Ante este panorama, los resultados de las elecciones del viernes, que frente a todo pronóstico han dado como ganadora a la formación nacionalista Istiqlal, un partido de notables cooptados entre la elite más próxima al monarca, son los esperados. Sin embargo, yerran quienes de forma miope consideran la actual situación un mal menor. Marruecos continúa siendo un polvorín a punto de estallar, y por ende estallarnos.

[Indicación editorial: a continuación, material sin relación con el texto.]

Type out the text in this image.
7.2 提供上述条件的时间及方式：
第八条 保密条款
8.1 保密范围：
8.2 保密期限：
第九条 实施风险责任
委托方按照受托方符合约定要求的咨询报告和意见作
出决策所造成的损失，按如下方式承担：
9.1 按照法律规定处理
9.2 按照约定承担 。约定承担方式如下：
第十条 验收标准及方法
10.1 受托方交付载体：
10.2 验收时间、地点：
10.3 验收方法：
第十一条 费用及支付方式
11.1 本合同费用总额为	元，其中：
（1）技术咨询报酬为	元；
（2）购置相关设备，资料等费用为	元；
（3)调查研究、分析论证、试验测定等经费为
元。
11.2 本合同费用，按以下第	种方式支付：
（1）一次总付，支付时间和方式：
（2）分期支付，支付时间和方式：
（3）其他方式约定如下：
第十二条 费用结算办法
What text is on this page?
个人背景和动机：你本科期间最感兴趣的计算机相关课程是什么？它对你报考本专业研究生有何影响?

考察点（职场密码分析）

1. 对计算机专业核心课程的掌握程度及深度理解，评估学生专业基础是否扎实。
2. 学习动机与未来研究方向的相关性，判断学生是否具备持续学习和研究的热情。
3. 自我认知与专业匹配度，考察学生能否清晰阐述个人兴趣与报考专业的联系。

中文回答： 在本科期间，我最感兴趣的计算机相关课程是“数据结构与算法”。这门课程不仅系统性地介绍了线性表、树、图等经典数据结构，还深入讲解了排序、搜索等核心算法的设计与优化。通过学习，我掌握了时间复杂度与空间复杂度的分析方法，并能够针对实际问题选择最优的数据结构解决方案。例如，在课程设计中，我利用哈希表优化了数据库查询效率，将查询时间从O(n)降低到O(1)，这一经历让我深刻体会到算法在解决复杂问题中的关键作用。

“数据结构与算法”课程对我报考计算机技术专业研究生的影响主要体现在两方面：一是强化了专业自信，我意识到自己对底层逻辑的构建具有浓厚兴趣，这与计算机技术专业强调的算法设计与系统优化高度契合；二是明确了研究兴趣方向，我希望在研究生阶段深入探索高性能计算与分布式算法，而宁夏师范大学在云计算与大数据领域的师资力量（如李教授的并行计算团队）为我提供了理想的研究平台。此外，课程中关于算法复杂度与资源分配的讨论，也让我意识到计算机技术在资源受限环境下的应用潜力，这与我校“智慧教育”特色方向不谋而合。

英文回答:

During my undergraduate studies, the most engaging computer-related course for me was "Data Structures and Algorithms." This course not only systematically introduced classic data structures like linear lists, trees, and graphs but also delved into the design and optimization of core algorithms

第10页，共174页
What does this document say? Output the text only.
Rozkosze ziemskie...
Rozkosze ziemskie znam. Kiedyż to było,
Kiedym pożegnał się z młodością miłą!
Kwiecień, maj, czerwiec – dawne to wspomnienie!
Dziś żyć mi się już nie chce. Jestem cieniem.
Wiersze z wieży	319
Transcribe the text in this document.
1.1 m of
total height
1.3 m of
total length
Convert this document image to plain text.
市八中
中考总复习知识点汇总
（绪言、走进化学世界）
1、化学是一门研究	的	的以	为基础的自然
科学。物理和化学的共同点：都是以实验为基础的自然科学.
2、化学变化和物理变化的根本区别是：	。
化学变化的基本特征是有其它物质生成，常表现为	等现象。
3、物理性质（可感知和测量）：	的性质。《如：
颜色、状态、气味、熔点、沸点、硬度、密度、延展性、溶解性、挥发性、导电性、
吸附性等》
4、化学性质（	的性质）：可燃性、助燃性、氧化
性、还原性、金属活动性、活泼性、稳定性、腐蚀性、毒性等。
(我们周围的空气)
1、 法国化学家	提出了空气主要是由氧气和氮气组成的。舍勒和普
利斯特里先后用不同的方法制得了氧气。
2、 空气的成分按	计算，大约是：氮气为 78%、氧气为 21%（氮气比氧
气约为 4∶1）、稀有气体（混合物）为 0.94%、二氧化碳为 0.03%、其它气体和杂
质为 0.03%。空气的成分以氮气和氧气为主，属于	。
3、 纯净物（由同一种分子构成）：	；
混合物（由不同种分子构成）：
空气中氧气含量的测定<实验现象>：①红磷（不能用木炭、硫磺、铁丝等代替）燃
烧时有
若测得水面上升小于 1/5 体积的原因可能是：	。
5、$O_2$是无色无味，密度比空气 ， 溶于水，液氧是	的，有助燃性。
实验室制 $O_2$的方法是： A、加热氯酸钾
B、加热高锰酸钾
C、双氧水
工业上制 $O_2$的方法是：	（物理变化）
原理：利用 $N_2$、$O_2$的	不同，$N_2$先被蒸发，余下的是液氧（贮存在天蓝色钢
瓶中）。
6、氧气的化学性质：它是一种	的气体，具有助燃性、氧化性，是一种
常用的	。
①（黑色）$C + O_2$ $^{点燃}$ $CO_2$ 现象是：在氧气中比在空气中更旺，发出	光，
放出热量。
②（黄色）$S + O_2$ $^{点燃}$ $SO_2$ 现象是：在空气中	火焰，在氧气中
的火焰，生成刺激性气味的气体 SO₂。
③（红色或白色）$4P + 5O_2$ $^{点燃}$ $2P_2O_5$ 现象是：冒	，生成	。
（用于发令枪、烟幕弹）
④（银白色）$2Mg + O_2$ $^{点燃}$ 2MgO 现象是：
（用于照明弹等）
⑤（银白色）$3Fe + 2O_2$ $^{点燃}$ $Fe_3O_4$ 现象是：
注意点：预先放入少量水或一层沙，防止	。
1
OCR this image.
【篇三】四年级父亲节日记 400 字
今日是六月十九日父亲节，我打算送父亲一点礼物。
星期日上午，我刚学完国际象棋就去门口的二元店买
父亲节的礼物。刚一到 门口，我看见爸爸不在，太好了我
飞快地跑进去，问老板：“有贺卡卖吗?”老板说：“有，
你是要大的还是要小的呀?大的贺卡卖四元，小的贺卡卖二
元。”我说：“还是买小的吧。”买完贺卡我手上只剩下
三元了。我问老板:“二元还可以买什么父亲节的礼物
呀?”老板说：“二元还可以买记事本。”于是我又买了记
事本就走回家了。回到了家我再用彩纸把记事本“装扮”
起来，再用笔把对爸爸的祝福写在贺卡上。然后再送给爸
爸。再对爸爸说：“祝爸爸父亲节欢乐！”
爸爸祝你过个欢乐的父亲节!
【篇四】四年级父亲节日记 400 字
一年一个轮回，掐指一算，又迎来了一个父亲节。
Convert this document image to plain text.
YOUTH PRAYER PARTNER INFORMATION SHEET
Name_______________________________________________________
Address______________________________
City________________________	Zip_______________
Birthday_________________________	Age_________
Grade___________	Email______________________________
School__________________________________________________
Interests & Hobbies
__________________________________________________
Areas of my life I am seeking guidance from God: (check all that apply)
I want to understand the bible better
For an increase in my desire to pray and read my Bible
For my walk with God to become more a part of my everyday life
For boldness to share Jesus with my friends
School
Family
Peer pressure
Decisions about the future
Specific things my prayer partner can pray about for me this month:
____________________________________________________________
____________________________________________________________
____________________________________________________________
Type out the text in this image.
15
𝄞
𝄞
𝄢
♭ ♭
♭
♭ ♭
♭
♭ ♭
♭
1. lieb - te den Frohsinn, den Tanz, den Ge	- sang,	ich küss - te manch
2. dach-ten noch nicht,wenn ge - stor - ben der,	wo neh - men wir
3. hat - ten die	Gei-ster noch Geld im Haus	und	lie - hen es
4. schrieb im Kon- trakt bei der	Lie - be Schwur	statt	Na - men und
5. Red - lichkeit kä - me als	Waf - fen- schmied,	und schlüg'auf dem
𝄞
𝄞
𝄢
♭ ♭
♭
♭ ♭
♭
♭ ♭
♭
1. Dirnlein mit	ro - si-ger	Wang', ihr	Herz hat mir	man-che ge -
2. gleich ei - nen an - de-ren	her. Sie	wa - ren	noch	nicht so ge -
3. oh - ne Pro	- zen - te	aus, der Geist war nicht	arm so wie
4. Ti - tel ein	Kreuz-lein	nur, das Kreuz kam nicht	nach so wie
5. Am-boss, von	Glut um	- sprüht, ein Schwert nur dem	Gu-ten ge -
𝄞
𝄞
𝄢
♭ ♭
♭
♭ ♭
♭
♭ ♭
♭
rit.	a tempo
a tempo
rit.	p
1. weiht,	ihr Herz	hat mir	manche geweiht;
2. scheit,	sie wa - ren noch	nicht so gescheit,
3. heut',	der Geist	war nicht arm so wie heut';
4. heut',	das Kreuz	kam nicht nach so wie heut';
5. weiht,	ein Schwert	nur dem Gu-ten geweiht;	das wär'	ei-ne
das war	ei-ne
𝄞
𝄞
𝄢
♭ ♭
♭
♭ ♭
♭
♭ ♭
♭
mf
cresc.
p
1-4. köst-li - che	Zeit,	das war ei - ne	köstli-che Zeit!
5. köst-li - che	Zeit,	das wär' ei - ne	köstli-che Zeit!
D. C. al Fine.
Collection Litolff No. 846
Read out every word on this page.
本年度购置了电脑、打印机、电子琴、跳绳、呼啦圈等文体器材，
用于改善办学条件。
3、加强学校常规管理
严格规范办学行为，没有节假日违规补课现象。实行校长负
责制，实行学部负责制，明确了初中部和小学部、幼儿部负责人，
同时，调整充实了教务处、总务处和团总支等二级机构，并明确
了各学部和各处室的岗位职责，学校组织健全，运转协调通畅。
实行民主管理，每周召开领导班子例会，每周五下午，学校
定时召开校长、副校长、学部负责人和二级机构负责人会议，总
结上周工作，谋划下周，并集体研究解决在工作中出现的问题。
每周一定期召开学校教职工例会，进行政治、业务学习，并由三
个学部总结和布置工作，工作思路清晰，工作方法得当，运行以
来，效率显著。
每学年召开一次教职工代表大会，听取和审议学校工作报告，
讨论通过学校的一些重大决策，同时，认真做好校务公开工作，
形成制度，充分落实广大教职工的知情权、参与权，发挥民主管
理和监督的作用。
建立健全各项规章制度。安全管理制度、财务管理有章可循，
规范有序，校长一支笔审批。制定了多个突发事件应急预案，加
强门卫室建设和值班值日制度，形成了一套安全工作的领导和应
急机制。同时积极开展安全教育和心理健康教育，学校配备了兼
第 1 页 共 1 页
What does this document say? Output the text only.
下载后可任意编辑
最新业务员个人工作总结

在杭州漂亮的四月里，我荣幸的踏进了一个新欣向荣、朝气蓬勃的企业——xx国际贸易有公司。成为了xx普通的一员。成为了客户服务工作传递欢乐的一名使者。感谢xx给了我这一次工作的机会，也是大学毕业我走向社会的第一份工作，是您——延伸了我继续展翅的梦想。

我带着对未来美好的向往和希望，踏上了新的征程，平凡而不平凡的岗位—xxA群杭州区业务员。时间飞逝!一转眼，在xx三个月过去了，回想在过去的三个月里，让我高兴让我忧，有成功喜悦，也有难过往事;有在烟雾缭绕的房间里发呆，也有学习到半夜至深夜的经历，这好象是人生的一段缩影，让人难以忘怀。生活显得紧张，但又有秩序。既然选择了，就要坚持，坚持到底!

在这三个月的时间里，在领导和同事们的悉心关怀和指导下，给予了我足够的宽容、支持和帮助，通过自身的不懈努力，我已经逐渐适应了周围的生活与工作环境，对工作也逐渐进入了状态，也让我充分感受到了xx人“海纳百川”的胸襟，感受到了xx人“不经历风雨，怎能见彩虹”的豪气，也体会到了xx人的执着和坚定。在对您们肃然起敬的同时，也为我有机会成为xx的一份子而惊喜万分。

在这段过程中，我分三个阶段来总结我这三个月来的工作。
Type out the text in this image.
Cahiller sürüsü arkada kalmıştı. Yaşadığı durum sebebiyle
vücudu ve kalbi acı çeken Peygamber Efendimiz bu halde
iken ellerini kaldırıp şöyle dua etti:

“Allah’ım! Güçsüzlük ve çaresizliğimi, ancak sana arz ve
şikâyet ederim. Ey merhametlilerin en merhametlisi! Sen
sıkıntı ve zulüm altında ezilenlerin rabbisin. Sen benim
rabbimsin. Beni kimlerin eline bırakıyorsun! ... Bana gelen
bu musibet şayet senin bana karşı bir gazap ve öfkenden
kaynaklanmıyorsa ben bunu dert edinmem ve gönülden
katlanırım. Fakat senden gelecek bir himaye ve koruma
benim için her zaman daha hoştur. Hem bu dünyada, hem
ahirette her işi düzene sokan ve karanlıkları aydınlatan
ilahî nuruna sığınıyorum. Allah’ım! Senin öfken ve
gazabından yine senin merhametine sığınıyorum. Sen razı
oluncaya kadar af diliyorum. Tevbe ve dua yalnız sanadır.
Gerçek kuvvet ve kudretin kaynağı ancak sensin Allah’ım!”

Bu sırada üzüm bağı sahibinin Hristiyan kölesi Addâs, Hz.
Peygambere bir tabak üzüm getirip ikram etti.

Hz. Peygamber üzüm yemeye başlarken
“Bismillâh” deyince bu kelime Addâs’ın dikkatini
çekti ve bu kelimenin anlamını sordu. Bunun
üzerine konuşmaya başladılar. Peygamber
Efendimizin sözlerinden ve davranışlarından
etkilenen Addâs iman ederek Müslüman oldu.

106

Aún peor, el gradual alejamiento del rey de los EE.UU. y el exacerbamiento del nacionalismo y el antiespañolismo de Mohamed VI no auguran nada bueno para el futuro de nuestras relaciones con Marruecos, pese a las múltiples visitas de pleitesía realizadas por miembros del Gobierno español en los últimos años. Ni siquiera las cordialísimas relaciones entre las casas reales española y alhauita han mejorado la situación de los graves contenciosos que España mantiene con ese país –Ceuta y Melilla, pesca, inmigración, tráfico de drogas y aguas territoriales españolas en el archipiélago canario entre otros-.
 
Si bien el realismo político desaconseja un choque frontal con Marruecos, tampoco las continuas cesiones españolas ante la arrogancia de Mohamed VI han servido para defender los intereses españoles. La política de paños calientes y sumisión a los caprichos del sultán debe concluir.